A vet is recalling a moment on Guadalcanal. The fighting became all but guerilla warfare --- close, continuous, hand to hand. Days into the battle, his squad came to rest during the night at a lonely spot in the jungle.
Behind him, the marine heard a gunshot, then a gasp for breath. The wounded man began to moan. It continued deep into the night.
Weary, the marine thought, "Just go ahead and die already. We need the rest."
In the morning, he discovered that the wounded marine, who passed away shortly before dawn, was his best friend.
"You can't imagine," he said, "what it does to you thinking that you wished that your best friend would die."

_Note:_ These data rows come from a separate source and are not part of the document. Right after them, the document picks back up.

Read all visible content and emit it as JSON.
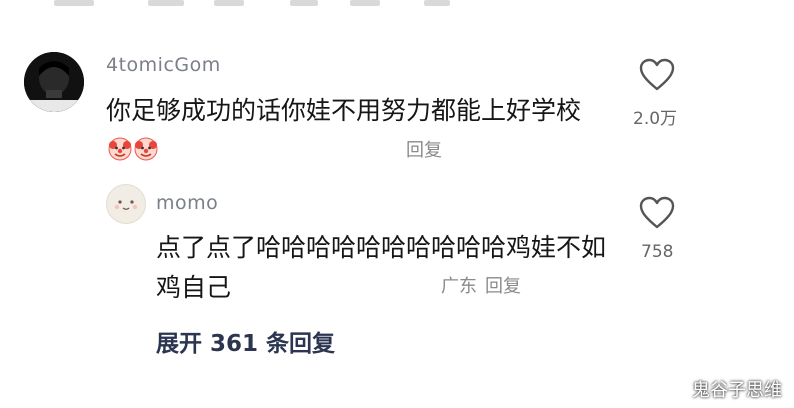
{
  "comment": {
    "username": "4tomicGom",
    "text": "你足够成功的话你娃不用努力都能上好学校",
    "emojis": [
      "clown-face-icon",
      "clown-face-icon"
    ],
    "reply_label": "回复",
    "like_count": "2.0万",
    "like_icon": "heart-outline-icon"
  },
  "reply": {
    "username": "momo",
    "text": "点了点了哈哈哈哈哈哈哈哈哈哈鸡娃不如鸡自己",
    "location": "广东",
    "reply_label": "回复",
    "like_count": "758",
    "like_icon": "heart-outline-icon"
  },
  "expand_label": "展开 361 条回复",
  "watermark": "鬼谷子思维"
}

And so it goes, human stories of this variety, for two and a half hours. "The War" is as stunning as it is honest. Burns chooses to tell the story in microcosm, using the citizens of four towns in California, Minnesota, Connecticut and Alabama. What Burns has created is a stunning indictment of the cruelty of war, but also a reminder of the heights to which human beings can rise.
Critics are yelping that Burns doesn't represent everybody; the holier-than-thou New York Times review all but accuses Burns of jingoism.
They miss the point. A television documentary is limited. It simply can't tell everyone's story. And Burns is a master of telling uniquely American tales --- baseball, the Civil War, jazz. He's not attempting to put forth an exhausting piece on all facets of the war, but rather America's four year chapter of this very bloody affair.
Thinking back to the marine's words, one can't help but be proud of that so-called Greatest Generation. They whipped the depression and, when the time came, they whipped fascism and militarism too.
At its heart, "The War" is a soldier's story. It isn't about MacArthur, Eisenhower, Monty or Patton.
It's about the guy in the jungle, haunted by a buddy's death.
What a story it is.
"The War" airs nightly this week on PBS.